Few people in the world celebrate their birthday twice a year. Usually the second such holiday is associated with any spiritual experience, important for the celebrant, or with the fact that someone managed to avoid death.
But no such explanations have anything to do with the birthday of the British Queen, which is also celebrated twice.
Who invented this?
Elizabeth II is not the first English monarch,Celebrating his birthday twice. This custom was introduced by Edward VII, her great-great-grandfather. The decision was dictated not by the vanity of the monarch, as it may seem at first glance, but concern for the subjects. The fact is that the birthday of the king (or queen, as in the case of Elizabeth II) in the UK, as well as some countries of the Commonwealth - an official national holiday, which is celebrated on a grand scale. For the first time the status of the state celebration was given to his birthday by Georg II in 1748 and since that day the British crowns are participating in various parades, festivities, observing the festive ceremonial processions.
Edward VII was born on November 9, the weather that day inEngland can not be called sunny or affectionate, it is often cold and rainy. Seven years of his coronation, Britain was wet and frozen on such a solemn day, mok and merz, and the monarch himself, taking part in all ceremonial events. In the eighth year, Edward issued a decree according to which the official birthday of the king will now be handled only in the summer, on the first, second or third Saturday of June. Born on June 3, George V did not change anything, Edward VIII reigned for less than a month and he clearly was not up to the birthdays, his successor, George VII, born in December, also arranged summer celebrations and, to the reign of Elizabeth II, the official birthday of the monarch became Fanned by years of tradition.

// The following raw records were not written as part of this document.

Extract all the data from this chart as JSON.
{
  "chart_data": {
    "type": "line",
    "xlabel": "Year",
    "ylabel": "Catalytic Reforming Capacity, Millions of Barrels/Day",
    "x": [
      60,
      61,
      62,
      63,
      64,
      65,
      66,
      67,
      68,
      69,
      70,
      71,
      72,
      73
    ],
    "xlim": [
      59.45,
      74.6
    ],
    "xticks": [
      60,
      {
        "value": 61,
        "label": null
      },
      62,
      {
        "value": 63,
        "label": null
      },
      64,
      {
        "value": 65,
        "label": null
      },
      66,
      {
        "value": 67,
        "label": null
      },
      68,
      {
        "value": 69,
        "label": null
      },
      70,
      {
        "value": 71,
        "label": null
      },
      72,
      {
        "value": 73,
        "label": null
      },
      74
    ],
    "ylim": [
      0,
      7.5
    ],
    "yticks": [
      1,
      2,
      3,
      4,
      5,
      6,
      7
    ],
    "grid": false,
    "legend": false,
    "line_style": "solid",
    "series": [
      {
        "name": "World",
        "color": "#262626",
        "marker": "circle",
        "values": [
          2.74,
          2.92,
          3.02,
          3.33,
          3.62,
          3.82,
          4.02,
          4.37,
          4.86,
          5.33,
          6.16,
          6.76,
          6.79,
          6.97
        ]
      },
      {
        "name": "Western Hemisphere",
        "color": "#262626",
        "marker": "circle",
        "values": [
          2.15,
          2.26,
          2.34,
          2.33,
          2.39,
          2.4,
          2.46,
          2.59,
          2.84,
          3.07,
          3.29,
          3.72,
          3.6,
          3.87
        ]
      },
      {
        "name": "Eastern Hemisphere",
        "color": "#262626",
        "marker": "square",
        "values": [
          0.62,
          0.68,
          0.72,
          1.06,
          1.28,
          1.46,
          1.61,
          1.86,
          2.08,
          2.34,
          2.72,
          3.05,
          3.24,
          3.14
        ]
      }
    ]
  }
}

In London on this day a solemnParade - Trooping the Color, broadcast live on the territory of the kingdom. The monarch and his family ride in an open carriage from Buckingham Palace down the Mall to the Horse Guards Building, whose windows face the Horse-Garden Square. From the windows of the ground floor the queen takes the parade of the Guard, then again on the Mall she returns with her entourage to Buckingham Palace. About her arrival salute 41 salvo first guns in Green Park, and then 63 cannons in the Tower. The final chord of the holiday - the queen on the balcony of the palace receives the air parade of the British Air Force.
Personal birthday, which falls on 21April, the Queen meets modestly, among the family and associates, within the walls of Windsor Castle. The only exceptions were ceremonies timed to the 80's and then 85's. Fans of the Queen hope that the Queen will celebrate and 90 birthday, in 2016.
And not at all twice
In fact, the Queen's birthday is celebratedNot twice. Since in many countries that were British colonies, and then Commonwealth countries, the English monarch feels very warm feelings, some states have left the tradition of celebrating the Queen's Birthday, but at convenient times for them. Most of Australia "celebrates" it on the first Monday of June, with the exception of some western states that decided to do it on the last Monday of September or the first of October. On the first Monday of June, the holiday is held in New Zealand. Canada celebrates Queen's Birthday on Monday, the closest to May 24, combining with a feast in honor of the same English Queen Victoria. On the third Monday of April, this holiday is celebrated on the islands of St. Helena, Ascension and Tristan da Cunha. In general, the birthday of a British monarch can be celebrated thrice, or even four times a year. It's no wonder that once even the US State Department officials got confused and congratulated the queen a week earlier (12, not June 19, 2010).
It is noteworthy that the inhabitants of those countries whoseThe government decided to abandon this holiday, are not at all happy about this turn of events. So in Bermuda, they still write petitions to the government, demanding the return of the canceled in 2009 holiday. The New Zealand government plans to avoid discontent by introducing another national holiday, Hillary Day, on the same day, in honor of the first man to conquer Everest.